Imagine you have a persistent pain in your knee. That when you walk it constantly aches. That there are days where it’s so painful that it keeps you from going to work or school. Friends and family tell you that it’s time you get help and go see a doctor. Your family doctor refers you to an orthopedist or other specialist. They say that have an injury that you’ll need regular physical therapy, and, in the short term, maybe some medication to manage the pain. Maybe the injury is bad enough that you won’t ever recover 100%, but that you’ll be able to recover enough strength and mobility to walk around and go about your life pretty normally with only occasional discomfort if you put a lot of stress on it running or jumping, but for the most part, it won’t prohibit you from leading a normal life.
Then your insurance company steps in and asks whether you need 50 sessions of physical therapy or twenty five. They question whether you can get by with a limp and a cane- after all, is it really medically necessary that you get back to the point of walking normally? If you’re offended by the suggestion, consider that this is a reality for many facing mental health issues.

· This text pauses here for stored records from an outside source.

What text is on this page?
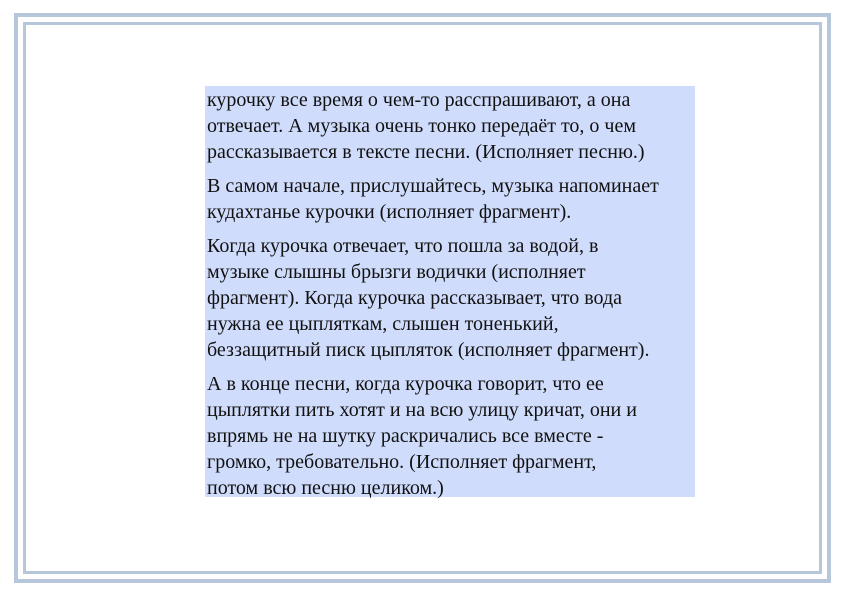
курочку все время о чем-то расспрашивают, а она
отвечает. А музыка очень тонко передаёт то, о чем
рассказывается в тексте песни. (Исполняет песню.)
В самом начале, прислушайтесь, музыка напоминает
кудахтанье курочки (исполняет фрагмент).
Когда курочка отвечает, что пошла за водой, в
музыке слышны брызги водички (исполняет
фрагмент). Когда курочка рассказывает, что вода
нужна ее цыпляткам, слышен тоненький,
беззащитный писк цыпляток (исполняет фрагмент).
А в конце песни, когда курочка говорит, что ее
цыплятки пить хотят и на всю улицу кричат, они и
впрямь не на шутку раскричались все вместе -
громко, требовательно. (Исполняет фрагмент,
потом всю песню целиком.)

In a recent column for Slate Darcy Lockman, a therapist practicing in New York state (where I live), describes the challenges facing her patients. Insurance companies questioning the necessity of certain therapy, the length of time a patient needs or number of sessions they can attend before their share of costs must come out of pocket. I strongly urge you to read the column (rather than me rehashing it point by point).
I shared this article on Facebook yesterday and a friend mentioned that he was thinking of seeing a therapist but wasn’t sure his insurance would cover it. He checked the policy language and, sure enough, it stipulates that the therapy be “medically necessary.” Let me share here what I shared with him- Don’t let insurance policy language scare you off if you think you want to see someone.
You might need a referral from a family doctor, but repeat after me- MENTAL HEALTH CARE IS HEALTH CARE. One of the problems with stigmatizing health care or treating it as a separate kind of care from other routine health care is what causes insurance companies to get away with questioning patients and creates barriers to access for patients. Whether it’s anxiety, knee pain, depression or appendicitis, have a medical professional treat it. More importantly, hold your insurance company accountable- after all, you’re paying for your health insurance, you should be able to use it. If they question your treatment or your condition, complain to your state insurance department or state consumer affairs bureau. The new health care law requires plans to cover mental health as one of ten essential health benefits. It puts mental health on par with other health services as far as treatment options, deductibles, co-pays, etc.
If we cannot hold insurance companies accountable to the terms of the insurance contract, then having a health insurance plan isn’t worth the paper it’s printed on.